Dihadapan ratusan masyarakat dan jajarannya se-wilayah Tapanuli Bagian Selatan (Tabagsel), Komandan Kodim 0212/TS (Tapanuli Selatan) melakukan dialog guna menjalin kesepahaman berbangsa dan bernegara paska terjadinya ‘aksi 4/11’ lalu dan mengambil sikap untuk menghadapi ancaman global, di Aula Makodim.

Dalam arahannya, Letkol Inf Septa Viandi menegaskan, kegiatan komunikasi sosial (Komsos) dalam bentuk dialog ini merupakan arahan langsung dari Panglima TNI. Tujuannya, selain memperkuat hubungan silaturahmi, juga untuk menyamakan persepsi dan kesepahaman guna menumbuhkan kepedulian terhadap bangsa dan negara, khususnya di wilayah teritorial Kodim 0212/TS.

“Saat ini ada banyak persepektif ancaman bersifat global yang dihadapi bangsa kita, dan hal ini sangat berpengaruh. Dan untuk menghadapi ancaman ini, sangat diperlukan sikap dari semua anak bangsa,” ujarnya.

Dandim menjelaskan adapun berbagai persepektif ancaman tersebut, seperti menipisnya minyak dunia yang dapat berujung pada terjadinya konflik energi. Hal itu juga sudah banyak terjadi di negara-negara penghasil minyak, namun selalu terjadi perang, seperti di negara arab.

“Begitu juga di Indonesia yang kaya akan sumber pangan, air dan energinya, dikhawatirkan akan menjadi incaran asing untuk dapat menguasainya,” jelas mantan Danyonif 123 Rajawali ini.

Ancaman lainnya, ungkap Septa, seperti ancaman Teroris, diketahui berapa banyak warga indonesia yang keluar negeri dan ikut bergabung dengan para militan. Disana mereka diajarkan militer, dan kembali lagi ke indonesia.

“Dan yang paling nyata adalah masalah penyalahgunaan narkoba.
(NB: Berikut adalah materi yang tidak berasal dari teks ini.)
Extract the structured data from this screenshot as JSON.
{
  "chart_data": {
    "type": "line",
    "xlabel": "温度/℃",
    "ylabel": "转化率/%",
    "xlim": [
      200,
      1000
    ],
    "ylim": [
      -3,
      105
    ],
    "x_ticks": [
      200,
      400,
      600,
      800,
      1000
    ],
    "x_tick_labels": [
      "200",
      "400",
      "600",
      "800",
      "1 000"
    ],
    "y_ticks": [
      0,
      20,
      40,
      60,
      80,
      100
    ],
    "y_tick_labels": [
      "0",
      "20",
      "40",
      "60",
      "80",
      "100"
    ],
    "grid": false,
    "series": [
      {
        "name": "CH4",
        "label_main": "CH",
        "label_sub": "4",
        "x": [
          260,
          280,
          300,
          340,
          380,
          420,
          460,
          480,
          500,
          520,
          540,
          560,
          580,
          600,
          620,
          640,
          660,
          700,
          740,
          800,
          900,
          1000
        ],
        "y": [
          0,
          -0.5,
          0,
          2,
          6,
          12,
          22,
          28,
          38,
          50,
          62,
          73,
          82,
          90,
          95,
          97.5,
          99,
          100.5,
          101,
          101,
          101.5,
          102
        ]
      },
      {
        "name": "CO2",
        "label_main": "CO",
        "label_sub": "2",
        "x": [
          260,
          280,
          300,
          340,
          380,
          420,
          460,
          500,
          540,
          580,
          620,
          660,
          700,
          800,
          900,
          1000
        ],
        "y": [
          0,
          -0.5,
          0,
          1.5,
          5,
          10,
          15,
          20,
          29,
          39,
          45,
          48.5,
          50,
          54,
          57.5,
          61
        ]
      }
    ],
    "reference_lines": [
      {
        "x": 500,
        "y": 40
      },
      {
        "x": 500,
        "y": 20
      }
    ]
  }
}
Dimana-mana dan hampir setiap hari kita selalu melihat berita tentang itu, dan masalah ini juga sangat menjadi ancaman yang serius. Sebab, rusaknya generasi muda (lost generation,red) dan masyarakt oleh narkoba,” terangnya.

Begitu juga dengan persaingan ekonomi yang terus semakin ketat, dibutuhkan sikap optimis untuk merubah negara ini agar dapat lebih baik lagi kedepannya. Tidak mudah dipecah belah dan saling bersatu untuk mewujudkan indonesia sebagai bangsa pemenang.

“Negara kita ini sangat kaya raya, dan kita harus selalu waspada, sebab negara kita akan menjadi incaran negara lain. ‘Kekayaan Alam Indonesia, suatu saat nanti akan membuat iri negara lainnya,” ucapnya menyebut ungkapan sang Proklamator Presiden Soekarno.

Bagaimana Mengatasinya? Untuk itu, terang Dandim, hilangkan sikap ke-ego-an, bukan ‘Aku’ tapi ‘Kita’. Amalkan apa yang menjadi landasan dan falsafah hidup berbangsa yaitu Pancasila. Berbuatlah yang terbaik tulus dan ikhlas.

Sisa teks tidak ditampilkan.